For years Sotheby's has marveled at Chatsworth's impeccable grounds and art-filled interiors, which are currently being showcased in our summer exhibition, Treasures from Chatsworth, much as they are in the home itself. But for those looking to incorporate Chatsworth into their own homes, Sotheby's also presents a selling exhibition titled Inspired by Chatsworth. Our specialists have masterfully assembled more than 80 works – available for immediate private sale purchase – that pay homage to Chatsworth's collection, many of the pieces featuring the same artists and subjects as those installed in the UK estate itself. Ahead, discover some of the selling exhibition's highlights, as well as the rooms at Chatsworth where their corresponding sources of inspiration reside. -Stephanie Sporn

Art and Decorative Objects Inspired by Chatsworth’s Magnificent Collection

  • © The Devonshire Collections, Chatsworth
    View of the North Sketch Sequence by Jacob van der Beugel, also showing portraits of the Devonshire Family by Lucian Freud
  • Lucian Freud, Portrait of a Man. Price Upon Request.
    “I've always wanted to create drama in my pictures, which is why I paint people. It's people who have brought drama to pictures from the beginning. The simplest human gestures tell stories.” Lucian Freud

    Lucian Freud's Portrait of a Man depicts the owner of the famous Wheelers Restaurant, Bernard Walsh, whose Soho establishment was immortalized in John Deakin's 1962 photograph of the School of London artists.
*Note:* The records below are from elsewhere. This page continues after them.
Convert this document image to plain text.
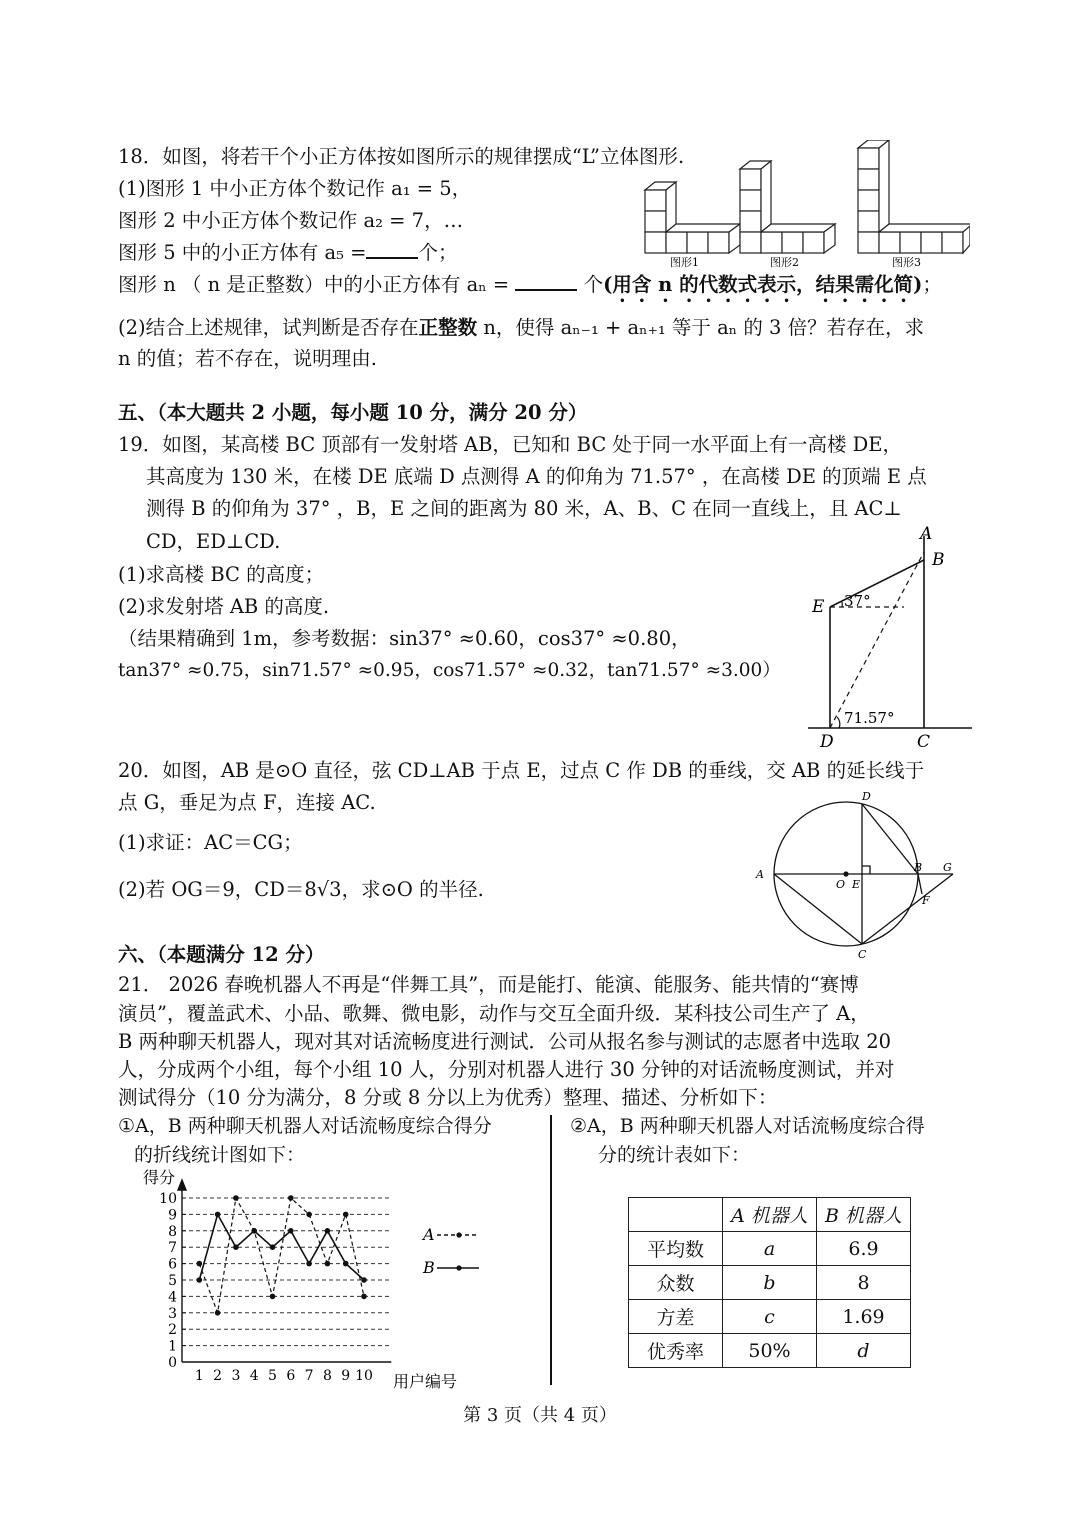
18．如图，将若干个小正方体按如图所示的规律摆成“L”立体图形.
(1)图形 1 中小正方体个数记作 a₁ = 5，
图形 2 中小正方体个数记作 a₂ = 7，…
图形 5 中的小正方体有 a₅ =	个；
图形 n （ n 是正整数）中的小正方体有 aₙ =	个(用含 n 的代数式表示，结果需化简)；
(2)结合上述规律，试判断是否存在正整数 n，使得 aₙ₋₁ + aₙ₊₁ 等于 aₙ 的 3 倍？若存在，求
n 的值；若不存在，说明理由.
图形1	图形2	图形3
五、（本大题共 2 小题，每小题 10 分，满分 20 分）
19．如图，某高楼 BC 顶部有一发射塔 AB，已知和 BC 处于同一水平面上有一高楼 DE，
其高度为 130 米，在楼 DE 底端 D 点测得 A 的仰角为 71.57° ，在高楼 DE 的顶端 E 点
测得 B 的仰角为 37° ，B，E 之间的距离为 80 米，A、B、C 在同一直线上，且 AC⊥
CD，ED⊥CD.
(1)求高楼 BC 的高度；
(2)求发射塔 AB 的高度.
（结果精确到 1m，参考数据：sin37° ≈0.60，cos37° ≈0.80，
tan37° ≈0.75，sin71.57° ≈0.95，cos71.57° ≈0.32，tan71.57° ≈3.00）
A
B
E 37°
71.57°
D	C
20．如图，AB 是⊙O 直径，弦 CD⊥AB 于点 E，过点 C 作 DB 的垂线，交 AB 的延长线于
点 G，垂足为点 F，连接 AC.
(1)求证：AC＝CG；
(2)若 OG＝9，CD＝8√3，求⊙O 的半径.
D
A
O E
B G
F
C
六、（本题满分 12 分）
21． 2026 春晚机器人不再是“伴舞工具”，而是能打、能演、能服务、能共情的“赛博
演员”，覆盖武术、小品、歌舞、微电影，动作与交互全面升级．某科技公司生产了 A，
B 两种聊天机器人，现对其对话流畅度进行测试．公司从报名参与测试的志愿者中选取 20
人，分成两个小组，每个小组 10 人，分别对机器人进行 30 分钟的对话流畅度测试，并对
测试得分（10 分为满分，8 分或 8 分以上为优秀）整理、描述、分析如下：
①A，B 两种聊天机器人对话流畅度综合得分
的折线统计图如下：
②A，B 两种聊天机器人对话流畅度综合得
分的统计表如下：
0
1
2
3
4
5
6
7
8
9
10
1 2 3 4 5 6 7 8 9 10
得分
用户编号
A
B
	A 机器人	B 机器人
平均数	a	6.9
众数	b	8
方差	c	1.69
优秀率	50%	d
第 3 页（共 4 页）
One of London's oldest seafood restaurants particularly celebrated for its oysters, Wheelers on Old Compton Street was Francis Bacon's favorite Soho restaurant. Freud was another regular at Wheelers throughout the 1950s and 1960s and would often meet Francis Bacon there for lunch and spend hours discussing art, books, gossip and gambling.
  • © The Devonshire Collections, Chatsworth. Reproduced by permission of Chatsworth Settlement Trustees.
    The State Music Room, showing the Devonshire trompe l'œil Still Life of a Violin by Jan van der Vaart
     
  • Jan van der Vaart, Portrait of a Violin. Price Upon Request.
    Van der Vaart worked for the Duke of Devonshire, and a very similar painting of a violin, depicted trompe l'œil hanging on a feigned door, is now at Chatsworth. In his Anecdotes of Painting, Horace Walpole notes that Van der Vaart had painted in Old Devonshire House in London “a violin against a door that deceived everybody.” Despite the house burning down in 1733 the painting was saved and moved to its present home at Chatsworth. It was recorded in the 1764 inventory in the Bedchamber at the foot of the Back Stairs inset into a cupboard; in 1836 it was installed by the 6th Duke of Devonshire in a State Drawing Room, possibly renamed the State Music Room in its honor, where it remains today inserted into a door.
  • © The Devonshire Collections, Chatsworth
  • Workshop of Hans Holbein the Younger, Portrait of King Henry VIII. Price Upon Request.
    By the time this portrait was painted in the early 1540s Holbein had been in the service of the English crown for around fifteen years and a court painter for around six. Despite Holbein's privileged position in the service of the Crown, his portraits of Henry VIII are extremely rare, and those issuing from his studio in his lifetime are also uncommon. Many of these versions were made to be sent to the influential noble families in the land. The first and most noteworthy surviving portrait of the King is the one painted in 1536 when he was forty-five, today in the Thyssen-Bornemisza Museum in Madrid, which is the only one of the versions entirely secured to the hand of Holbein. A reduced head-and-shoulders version is at Chatsworth.
  • © The Devonshire Collections, Chatsworth
    Pippin Drysdale from the Devonshire Collection
  • Pippin Drysdale, Stormclouds. Asking price: $82,000.
    Recognized with a Lifetime Achievement Award to the Arts, and chosen as a Living Treasure in Western Australia in 2015, Pippin Drysdale's career as a ceramic artist spans over 30 years. The Duke of Devonshire has a long-standing relationship with Drysdale. The artist’s latest ceramic forms are created as sculptural components to be gathered into agglomerated suites. These clustered forms, whose collective tensions and rhythms are finely poised to convey a sense of the seasonal subtleties of Australia’s desert landscapes, fill the spaces they inhabit with a range of breath-taking vistas.
  • © The Devonshire Collections, Chatsworth
    The Great Stairs, showing the Devonshire Mercury
     
  • After a model by Giambologna, attributed to Francesco or Luigi Righetti, Mercury. Asking price: $950,000.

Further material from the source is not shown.